You would be surprised at how much wealth you can generate by owning stocks for the long term. If you give the power of compound growth enough time to really gain momentum, your investments can multiply in value many times, leaving you better prepared financially for your retirement. Growth stocks can offer the best bang for your buck as their share price gains can help your portfolio growth stay ahead of inflation.

However, you shouldn't just buy any growth stock. There are several key attributes you should look for when selecting stocks for your portfolio. The business should possess a strong brand or franchise that will endear customers to it and make them sticky. It should also demonstrate a track record of steady growth and generate increasing positive free cash flow. Finally, it should enjoy sustainable tailwinds that can lift its revenue and profits over the long term.

Based on this list of characteristics, here are two promising growth stocks that you can buy and own for the next decade.

Women Practising Yoga with Dog Beside Her

Image source: Getty Images.

1. Lululemon Athletica

Lululemon Athletica (LULU 1.31%) is a manufacturer and retailer of athleisure apparel and footwear. The company owned and operated 686 stores as of Oct. 29, and works closely with yoga practitioners and athletes across the world for research and development feedback on its products. Its fiscal years end on Jan. 31, and it has demonstrated strong top- and bottom-line growth in its past three fiscal years. Revenue nearly doubled from $4.4 billion in fiscal 2020 to $8.1 billion in fiscal 2022. Over the same period, net income expanded from $589 million to $855 million. The yoga apparel manufacturer also reported consistent positive free cash flow for all three fiscal years.

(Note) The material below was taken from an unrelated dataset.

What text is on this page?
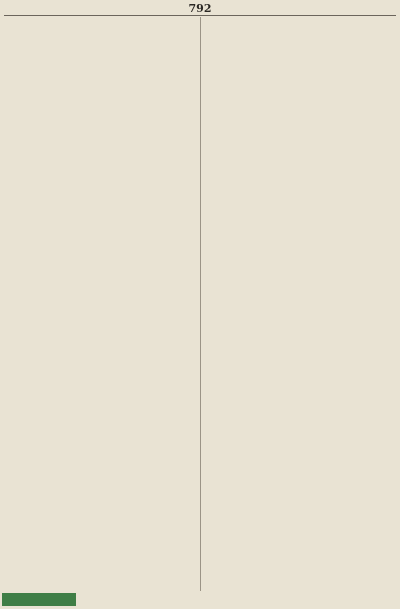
792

Lululemon's momentum has carried forward into fiscal 2023 (which ends Jan. 29, 2024), as evidenced by its recently released earnings report. Revenue for the first three quarters of fiscal 2023 (ended Oct. 29) was up 20.1% year over year to $6.4 billion while operating income improved by 20.2% to $1.2 billion. Net income rose 19.8% to $881 million. Free cash flow also came in at $467 million, reversing its free cash outflow of the prior year. The company also reported a total comparable-store sales increase of 13% in the third quarter and opened 14 net new stores.

There could be more growth to come for the athleisure player. In September, Lululemon inked a five-year partnership with fitness equipment and content provider Peloton as its exclusive partner for digital fitness content. In turn, Peloton will market Lululemon's athletic apparel in its stores. Management has also communicated a new five-year strategic plan called "Power of Three x2," one goal of which is to double its 2021 revenue to $12.5 billion by 2026. This plan is a follow-up to its original "Power of Three" plan unveiled in April 2019 to accelerate growth and double its digital revenue. The refreshed plan is anchored by the three strategic pillars of product innovation, customer experience, and market expansion that should fuel Lululemon's top- and bottom-line growth. Shares of Lululemon recently hit an all-time high above $500, but this may be just the beginning of a multiyear growth path that could fuel further gains for the stock.

2. Zscaler

Zscaler's (ZS 1.28%) in-line cloud security platform -- the world's largest -- protects thousands of customers from cyberattacks and data loss. The business enjoys a sustainable tailwind from the wave of corporation digitalization, which will drive up demand for cybersecurity services. Zscaler's financials demonstrate solid growth: Revenue rose from $673 million in its fiscal 2021 (which ended July 31, 2021) to $1.6 billion in its fiscal 2023. The cybersecurity firm's free-cash-flow generation has also steadily improved over the same period, going from $144 million in fiscal 2021 to $334 million in fiscal 2023.

The first quarter of fiscal 2024 saw Zscaler continue to flourish, with revenue jumping nearly 40% year over year to $497 million. What's more, free-cash-flow generation more than doubled year over year from $95.6 million to $225 million. The business also posted a sharp jump in operating margin to 18.1% for the quarter, up from 11.8% in the prior-year period. Free-cash-flow margin jumped significantly year over year, from 26.9% to 45.2%.

Meanwhile, Zscaler's ability to encrypt large quantities of data for larger enterprises at scale also helped it to gain more large customers. The number of customers providing it with more than $1 million of annual recurring revenue (ARR) jumped 34% year over year to 468, while those bringing it more than $100,000 of ARR increased by 22% year over year to 2,708. Based on its healthy momentum, Zscaler has upgraded its fiscal 2024 revenue guidance and now expects 29% to 30% growth, up slightly from its previous forecast range of 27% to 28%. Management believes that the total addressable market for cybersecurity solutions stands at around $72 billion, which provides Zscaler with ample opportunities to grow its revenue and free cash flow in the future.